The Bolton hullabaloo is just silly
The press is going bonkers over the exit of President Trump's national security adviser, John Bolton.
"Trump unplugged," the New York Times blared, arguing that Trump was going to be his own national security adviser, and now things will get really crazy because the NSC job will no longer be important.
No, nothing's gonna change, the New York Post argued, quite possibly closer to the truth.
Trump's new national security adviser will be his fourth, a CNN kicker read.
Chaos, argued Axios.
And don't even get into the he-said, she-said of whether Trump fired him or whether Bolton resigned. The media are trying to pick that apart like entrails and gauge its meaning in a sad bid to support their theories.
In all likelihood, given what we know about Bolton and Trump, it simply wasn't the right job for Bolton to be in.
Bolton's a good guy; we've never heard a bad word about him. He's never been implicated in corruption like so many of the Obama officials, and he's never gone RINO on us or insulted us. He's just a policy guy, and Trump is a businessman, very entrepreneurial in temperament, very open to trying new things. This would explain the flap over the Taliban meeting, and, for that matter, the flap over the Venezuela meetings with the likes of Diosdado Cabello, whom I wrote about here. Someone leaked those things to squelch them, and since it's likely Bolton was against both, one wonders if maybe it was a Bolton leak that did Bolton in. If so, it would be in character for a policy guy like Bolton, the name of whose game is to get one's policy through via bureaucratic infighting.
He couldn't be more different from secretary of state Mike Pompeo, who, like Trump, has run a business from the top and, again like Trump, has a good head for seeing the big picture, as well as operating very directly with minimum of sleight of hand. (Trump could actually use two of him.)
Just a different kind of person, nothing utterly wrong with either, and no, leaving the service of Trump is not necessarily disastrous for Bolton if he was not the right person for the job.

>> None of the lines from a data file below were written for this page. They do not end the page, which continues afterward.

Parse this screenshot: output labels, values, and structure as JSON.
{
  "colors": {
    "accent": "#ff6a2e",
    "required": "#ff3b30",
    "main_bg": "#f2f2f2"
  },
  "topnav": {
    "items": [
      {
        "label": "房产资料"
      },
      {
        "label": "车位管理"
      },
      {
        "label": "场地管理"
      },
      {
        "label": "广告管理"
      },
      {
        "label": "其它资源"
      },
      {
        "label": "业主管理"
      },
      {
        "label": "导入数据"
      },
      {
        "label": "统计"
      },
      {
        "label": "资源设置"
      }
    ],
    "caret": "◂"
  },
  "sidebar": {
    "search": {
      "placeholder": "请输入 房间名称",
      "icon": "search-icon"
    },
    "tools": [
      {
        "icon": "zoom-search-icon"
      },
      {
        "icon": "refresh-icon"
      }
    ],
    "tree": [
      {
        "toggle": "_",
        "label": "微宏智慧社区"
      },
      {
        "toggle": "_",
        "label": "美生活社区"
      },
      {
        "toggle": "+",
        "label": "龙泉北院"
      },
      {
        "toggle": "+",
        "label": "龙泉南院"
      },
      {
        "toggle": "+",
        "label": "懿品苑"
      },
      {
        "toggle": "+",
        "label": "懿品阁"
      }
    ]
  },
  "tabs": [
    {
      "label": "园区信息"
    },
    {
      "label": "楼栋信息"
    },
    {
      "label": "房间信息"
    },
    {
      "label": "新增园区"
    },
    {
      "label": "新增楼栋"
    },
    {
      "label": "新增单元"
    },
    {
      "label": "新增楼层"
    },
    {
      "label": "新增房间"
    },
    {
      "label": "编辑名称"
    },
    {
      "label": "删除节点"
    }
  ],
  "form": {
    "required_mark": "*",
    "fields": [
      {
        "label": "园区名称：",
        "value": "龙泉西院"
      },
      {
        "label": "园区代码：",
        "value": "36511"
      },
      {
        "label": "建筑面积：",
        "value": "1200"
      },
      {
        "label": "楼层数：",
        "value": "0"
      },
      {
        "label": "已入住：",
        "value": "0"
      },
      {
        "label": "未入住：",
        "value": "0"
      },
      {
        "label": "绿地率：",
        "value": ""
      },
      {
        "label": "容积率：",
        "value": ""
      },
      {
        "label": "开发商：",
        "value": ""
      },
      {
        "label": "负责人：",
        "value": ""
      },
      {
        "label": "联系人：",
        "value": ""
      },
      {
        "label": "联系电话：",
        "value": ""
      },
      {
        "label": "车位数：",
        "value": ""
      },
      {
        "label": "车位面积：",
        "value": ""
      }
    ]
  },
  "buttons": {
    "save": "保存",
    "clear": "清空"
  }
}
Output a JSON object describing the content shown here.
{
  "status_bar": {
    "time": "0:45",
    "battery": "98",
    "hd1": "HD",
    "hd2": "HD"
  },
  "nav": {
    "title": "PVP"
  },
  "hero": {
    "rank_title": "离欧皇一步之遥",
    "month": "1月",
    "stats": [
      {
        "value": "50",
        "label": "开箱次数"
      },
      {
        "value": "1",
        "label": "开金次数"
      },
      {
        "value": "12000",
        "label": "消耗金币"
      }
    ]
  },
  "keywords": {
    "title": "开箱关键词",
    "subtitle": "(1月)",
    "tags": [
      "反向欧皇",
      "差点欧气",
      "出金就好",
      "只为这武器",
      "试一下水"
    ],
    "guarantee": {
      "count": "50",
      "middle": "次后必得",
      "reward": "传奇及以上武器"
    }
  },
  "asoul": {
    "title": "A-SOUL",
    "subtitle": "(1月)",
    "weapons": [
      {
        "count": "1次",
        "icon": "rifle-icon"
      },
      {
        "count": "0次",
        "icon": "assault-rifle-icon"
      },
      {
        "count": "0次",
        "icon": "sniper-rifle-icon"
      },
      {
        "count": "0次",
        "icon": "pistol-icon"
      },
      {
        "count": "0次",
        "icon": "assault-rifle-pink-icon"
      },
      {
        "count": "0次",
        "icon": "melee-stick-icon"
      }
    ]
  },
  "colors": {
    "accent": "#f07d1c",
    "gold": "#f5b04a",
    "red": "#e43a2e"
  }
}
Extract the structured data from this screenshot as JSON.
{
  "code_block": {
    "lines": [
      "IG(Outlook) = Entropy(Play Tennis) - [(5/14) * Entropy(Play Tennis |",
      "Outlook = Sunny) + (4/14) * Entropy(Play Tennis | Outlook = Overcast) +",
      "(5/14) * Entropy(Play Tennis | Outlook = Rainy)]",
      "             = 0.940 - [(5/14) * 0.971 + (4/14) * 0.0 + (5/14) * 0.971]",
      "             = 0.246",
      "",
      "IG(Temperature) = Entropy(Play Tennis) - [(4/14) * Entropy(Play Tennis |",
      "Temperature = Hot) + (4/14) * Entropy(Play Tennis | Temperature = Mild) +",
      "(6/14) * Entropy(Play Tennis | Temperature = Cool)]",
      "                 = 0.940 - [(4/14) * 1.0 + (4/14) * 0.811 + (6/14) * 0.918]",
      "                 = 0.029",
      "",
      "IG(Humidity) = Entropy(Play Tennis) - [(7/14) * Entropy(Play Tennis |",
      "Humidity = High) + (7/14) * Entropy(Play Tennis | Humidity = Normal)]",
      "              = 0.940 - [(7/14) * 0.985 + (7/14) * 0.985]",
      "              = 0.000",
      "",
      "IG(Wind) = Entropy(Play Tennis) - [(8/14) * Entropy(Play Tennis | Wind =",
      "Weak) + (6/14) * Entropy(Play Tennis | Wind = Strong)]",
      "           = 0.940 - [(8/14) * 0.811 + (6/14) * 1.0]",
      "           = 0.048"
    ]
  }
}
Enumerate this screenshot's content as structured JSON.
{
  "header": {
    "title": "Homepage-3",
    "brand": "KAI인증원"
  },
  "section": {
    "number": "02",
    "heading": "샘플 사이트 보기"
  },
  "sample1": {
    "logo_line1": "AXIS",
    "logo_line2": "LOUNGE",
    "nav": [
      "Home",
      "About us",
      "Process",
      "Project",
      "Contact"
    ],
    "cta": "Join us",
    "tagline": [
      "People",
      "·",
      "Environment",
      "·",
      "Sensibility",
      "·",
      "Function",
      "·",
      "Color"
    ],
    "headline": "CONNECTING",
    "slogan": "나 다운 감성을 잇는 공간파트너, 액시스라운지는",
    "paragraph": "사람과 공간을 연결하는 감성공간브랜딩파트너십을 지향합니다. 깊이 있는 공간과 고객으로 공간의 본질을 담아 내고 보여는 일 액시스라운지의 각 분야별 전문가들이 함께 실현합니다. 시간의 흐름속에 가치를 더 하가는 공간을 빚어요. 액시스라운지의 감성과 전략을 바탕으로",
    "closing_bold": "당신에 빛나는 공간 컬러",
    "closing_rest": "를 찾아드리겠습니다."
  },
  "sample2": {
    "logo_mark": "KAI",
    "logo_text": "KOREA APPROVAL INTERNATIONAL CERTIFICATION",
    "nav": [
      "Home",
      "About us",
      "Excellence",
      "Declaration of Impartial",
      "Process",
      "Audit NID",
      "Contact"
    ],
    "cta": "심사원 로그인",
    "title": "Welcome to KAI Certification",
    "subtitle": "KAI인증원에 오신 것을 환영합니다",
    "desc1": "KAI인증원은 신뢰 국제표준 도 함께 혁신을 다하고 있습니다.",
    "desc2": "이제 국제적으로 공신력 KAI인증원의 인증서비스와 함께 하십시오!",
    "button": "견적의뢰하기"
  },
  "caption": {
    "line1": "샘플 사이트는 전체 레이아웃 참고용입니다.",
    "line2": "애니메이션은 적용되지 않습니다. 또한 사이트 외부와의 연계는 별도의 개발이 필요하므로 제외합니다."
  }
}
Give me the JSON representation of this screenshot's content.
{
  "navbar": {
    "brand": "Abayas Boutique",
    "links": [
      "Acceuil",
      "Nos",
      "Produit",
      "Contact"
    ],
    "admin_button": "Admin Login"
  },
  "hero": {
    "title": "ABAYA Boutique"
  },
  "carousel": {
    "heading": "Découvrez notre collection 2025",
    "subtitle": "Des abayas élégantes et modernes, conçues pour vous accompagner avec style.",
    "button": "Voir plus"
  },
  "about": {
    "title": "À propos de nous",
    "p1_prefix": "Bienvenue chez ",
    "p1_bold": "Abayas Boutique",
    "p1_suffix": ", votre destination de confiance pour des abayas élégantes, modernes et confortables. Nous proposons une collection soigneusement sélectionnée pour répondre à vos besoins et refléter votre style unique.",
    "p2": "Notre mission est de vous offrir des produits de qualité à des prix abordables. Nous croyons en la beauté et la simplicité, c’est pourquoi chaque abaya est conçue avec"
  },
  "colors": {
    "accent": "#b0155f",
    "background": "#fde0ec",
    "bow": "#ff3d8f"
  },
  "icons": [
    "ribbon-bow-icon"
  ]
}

One can't always be disagreeing with the boss and expect to have a good time of it. Plus, Trump probably isn't all that easy to work for, given that he can shift focus and change his mind fairly quickly.
Reading too much into this is absurd. Bolton will land on his feet, and Trump will get a new NSC chief with views that are closer to his own. This is far from chaos in the Trump administration; this is a fast-moving system correcting itself.